Steganography is the practice of concealing data inside an ordinary file, such as an image, without visibly altering it. Security tools that scan files for known malicious code patterns look at the file's structure and content. An image file carrying hidden encoded data looks like a normal image to those scanners, so the concealed payload passes through without detection.
What does fileless execution mean, and why does it matter for endpoint security?
Fileless execution means the malware runs entirely within the computer's memory without ever saving its malicious components as files on the hard drive. Most endpoint security tools are built around scanning files.
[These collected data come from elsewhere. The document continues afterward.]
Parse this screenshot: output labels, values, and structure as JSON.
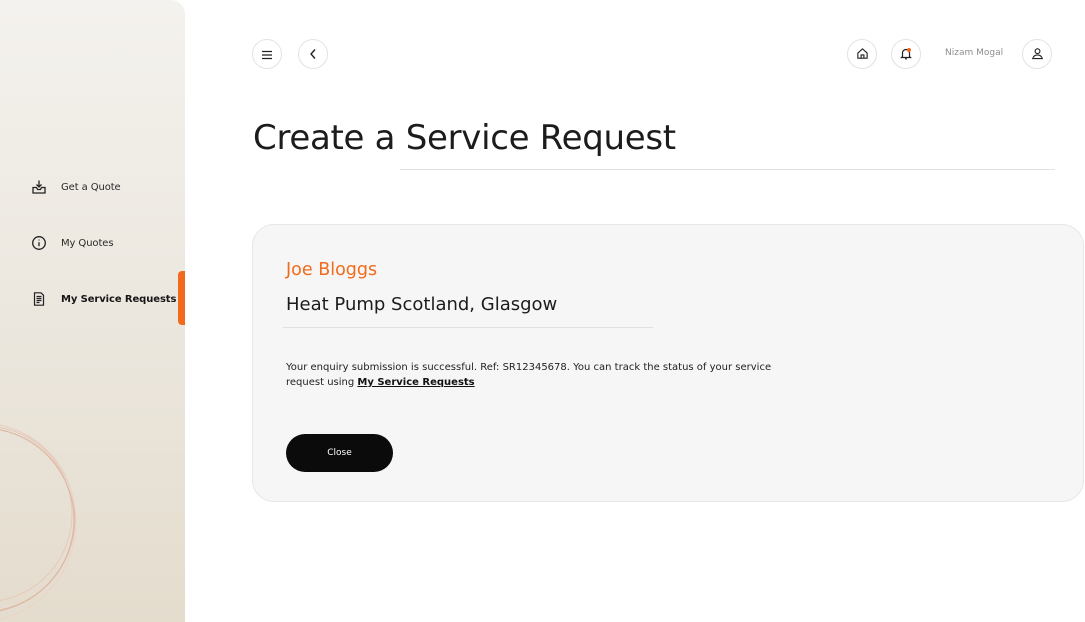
{
  "sidebar": {
    "items": [
      {
        "label": "Get a Quote",
        "icon": "inbox-download-icon"
      },
      {
        "label": "My Quotes",
        "icon": "info-circle-icon"
      },
      {
        "label": "My Service Requests",
        "icon": "document-list-icon",
        "active": true
      }
    ]
  },
  "topbar": {
    "menu_icon": "hamburger-menu-icon",
    "back_icon": "chevron-left-icon",
    "home_icon": "home-icon",
    "bell_icon": "bell-icon",
    "user_name": "Nizam Mogal",
    "user_icon": "user-icon"
  },
  "page": {
    "title": "Create a Service Request"
  },
  "card": {
    "customer_name": "Joe Bloggs",
    "company": "Heat Pump Scotland, Glasgow",
    "message_prefix": "Your enquiry submission is successful. Ref: SR12345678. You can track the status of your service request using ",
    "message_link": "My Service Requests",
    "close_label": "Close"
  },
  "colors": {
    "accent": "#f26a1b",
    "button_dark": "#0b0b0b",
    "card_bg": "#f6f6f6"
  }
}
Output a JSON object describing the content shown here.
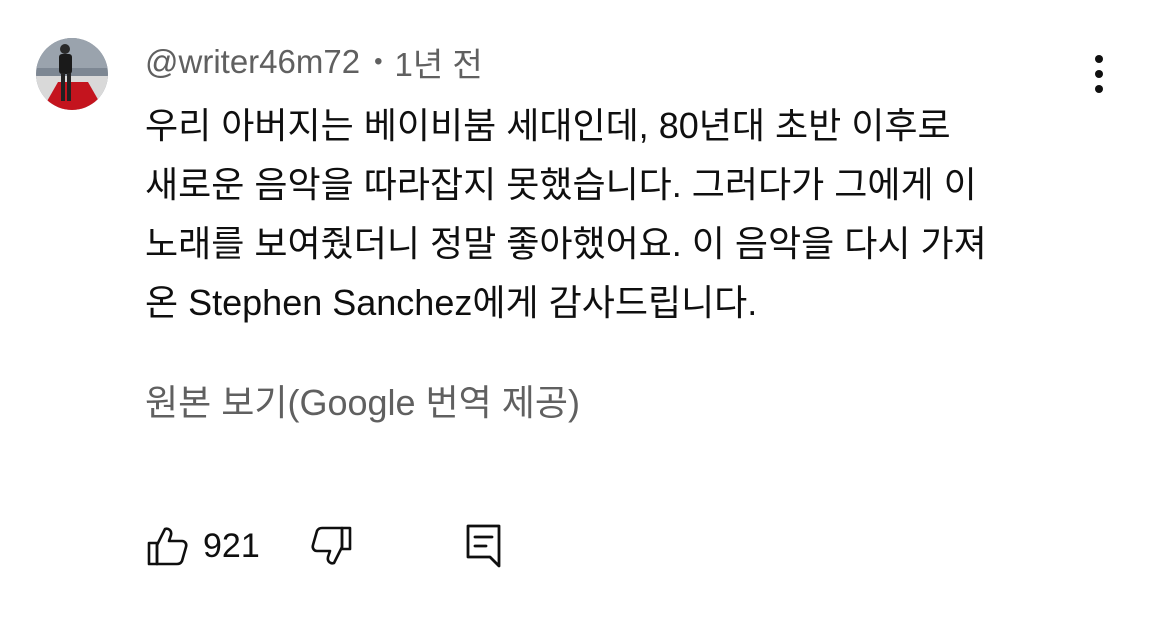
{
  "comment": {
    "author": "@writer46m72",
    "separator": "•",
    "time": "1년 전",
    "text_lines": [
      "우리 아버지는 베이비붐 세대인데, 80년대 초반 이후로",
      "새로운 음악을 따라잡지 못했습니다. 그러다가 그에게 이",
      "노래를 보여줬더니 정말 좋아했어요. 이 음악을 다시 가져",
      "온 Stephen Sanchez에게 감사드립니다."
    ],
    "translate_link": "원본 보기(Google 번역 제공)",
    "like_count": "921"
  },
  "icons": {
    "avatar": "avatar-photo",
    "more": "more-vertical-icon",
    "like": "thumbs-up-icon",
    "dislike": "thumbs-down-icon",
    "reply": "comment-reply-icon"
  },
  "colors": {
    "primary_text": "#0f0f0f",
    "secondary_text": "#606060",
    "background": "#ffffff"
  }
}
When there are no files to scan, those tools have nothing to flag, leaving behavioral monitoring of running processes as the primary detection option.
Why does injecting into a legitimate browser process help the malware stay hidden?
Security tools and system administrators monitoring running processes expect to see browser processes active on a device. Malicious code running inside a legitimate browser process inherits that process's trusted appearance, making it harder to distinguish from normal browser activity in process monitoring and network traffic logs.
What is a loader-as-a-service platform, and what does it mean for the threat landscape?
A loader-as-a-service platform is a commercial criminal service that rents out malware delivery infrastructure to multiple operators simultaneously. Different threat actors pay to use the same distribution network to deliver different final payloads. It means the same delivery technique documented in this campaign may be delivering different malware to different targets through the same infrastructure.
What email security practices reduce exposure to this type of attack?
Blocking compressed archive attachments from external senders that have not been explicitly whitelisted removes the primary delivery vector. Sandboxed email attachment detonation that opens files in an isolated environment before delivery can identify suspicious behavior even when no malicious files are written to disk. Training staff specifically to treat unexpected financial document attachments as high-risk, regardless of how routine the subject line appears, reduces the probability of the initial click.